Why does T.S. Eliot refer to lilacs in The Waste Land?

Eliot refers to lilacs at the very outset of his landmark
modernist poem, "The Waste Land":


April is the cruellest
month, breeding
Lilacs out of the dead land, mixing
Memory and
desire, stirring
Dull roots with spring
rain.


Eliot employs the conventional image of lilacs
connoting sensuality or romance  in other poems - earlier in "Portrait of a Lady"
(published in Prufrock and Other Observations, 1917) and later,
in "Ash Wednesday," (1930) - but in "The Wasteland" (1922), the image of lilacs he
presents in a manner striking in its newness. For this reason, the image of lilacs -
appearing as it does at the head of the poem (line 2) - acts as a kind of literary
Rosetta stone to the complexities of the poem. The poet accomplishes this by his
conscious allusion to the Walt Whitman poem,  "When Lilacs Last in the Dooryard
Bloom'd":


When lilacs last in the dooryard bloom'd,

And the great star early droop'd in the western sky in the night,

I mourn'd, and yet shall mourn with ever-returning spring.

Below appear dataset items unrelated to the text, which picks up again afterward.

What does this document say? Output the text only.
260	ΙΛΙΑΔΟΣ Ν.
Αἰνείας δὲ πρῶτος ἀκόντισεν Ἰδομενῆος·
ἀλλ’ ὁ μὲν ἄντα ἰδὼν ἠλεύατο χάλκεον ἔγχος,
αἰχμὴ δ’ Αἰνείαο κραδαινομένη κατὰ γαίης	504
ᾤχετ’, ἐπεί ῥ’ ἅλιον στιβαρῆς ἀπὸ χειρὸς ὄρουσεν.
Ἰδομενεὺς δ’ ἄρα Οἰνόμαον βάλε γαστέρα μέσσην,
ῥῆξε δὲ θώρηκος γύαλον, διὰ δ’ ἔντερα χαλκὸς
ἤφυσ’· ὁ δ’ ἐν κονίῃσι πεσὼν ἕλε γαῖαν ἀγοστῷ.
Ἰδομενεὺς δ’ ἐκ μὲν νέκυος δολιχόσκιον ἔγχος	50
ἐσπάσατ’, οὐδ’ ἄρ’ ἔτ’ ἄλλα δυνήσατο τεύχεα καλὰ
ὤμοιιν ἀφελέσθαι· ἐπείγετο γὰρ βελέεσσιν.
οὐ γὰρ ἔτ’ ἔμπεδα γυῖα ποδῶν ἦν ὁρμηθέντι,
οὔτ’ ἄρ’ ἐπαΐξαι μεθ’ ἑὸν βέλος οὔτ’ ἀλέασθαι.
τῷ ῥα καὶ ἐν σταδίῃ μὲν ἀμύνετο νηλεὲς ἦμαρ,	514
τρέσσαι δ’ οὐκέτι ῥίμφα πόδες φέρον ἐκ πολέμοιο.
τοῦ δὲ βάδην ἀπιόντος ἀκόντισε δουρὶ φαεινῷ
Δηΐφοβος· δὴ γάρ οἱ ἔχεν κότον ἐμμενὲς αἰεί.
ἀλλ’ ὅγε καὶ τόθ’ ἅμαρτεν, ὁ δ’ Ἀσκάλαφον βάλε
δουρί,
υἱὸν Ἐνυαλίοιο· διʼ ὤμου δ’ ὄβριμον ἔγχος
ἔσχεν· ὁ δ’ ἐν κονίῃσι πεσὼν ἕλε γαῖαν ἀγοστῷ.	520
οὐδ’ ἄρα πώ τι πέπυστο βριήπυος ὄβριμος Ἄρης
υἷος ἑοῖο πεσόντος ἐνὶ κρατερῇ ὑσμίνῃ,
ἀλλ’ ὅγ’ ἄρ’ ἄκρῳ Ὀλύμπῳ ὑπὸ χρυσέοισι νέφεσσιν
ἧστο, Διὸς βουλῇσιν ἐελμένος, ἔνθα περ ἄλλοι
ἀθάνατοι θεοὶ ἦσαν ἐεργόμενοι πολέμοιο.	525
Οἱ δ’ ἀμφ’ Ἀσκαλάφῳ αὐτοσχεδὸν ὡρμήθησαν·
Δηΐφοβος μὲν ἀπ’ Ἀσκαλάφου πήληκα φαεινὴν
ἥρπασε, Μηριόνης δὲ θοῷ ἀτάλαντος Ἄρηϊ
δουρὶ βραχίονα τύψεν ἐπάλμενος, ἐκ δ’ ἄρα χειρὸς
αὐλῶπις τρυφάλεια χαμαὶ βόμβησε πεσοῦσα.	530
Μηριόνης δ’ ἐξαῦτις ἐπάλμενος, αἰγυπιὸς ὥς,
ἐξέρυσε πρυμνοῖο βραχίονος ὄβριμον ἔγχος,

Ever-returning spring, trinity sure to me you bring,
Lilac
blooming perennial and drooping star in the west,
And thought of him I
love.


Whitman's poem is a passionate elegy on the death of
U.S. President Abraham Lincoln, assassinated in the spring of 1865 when the lilacs were
blooming. In the poem's semiotic innovation lilacs - traditionally a symbol of the
renewal of the earth in spring - are now connected with mourning, and anguish and
death.  In "The Waste Land", Eliot takes the semiotic innovation Whitman supplies, but
then uses it, in the manner of a literary Rosetta stone, as a means to understanding the
poem's complex allusions to the modern culture of death.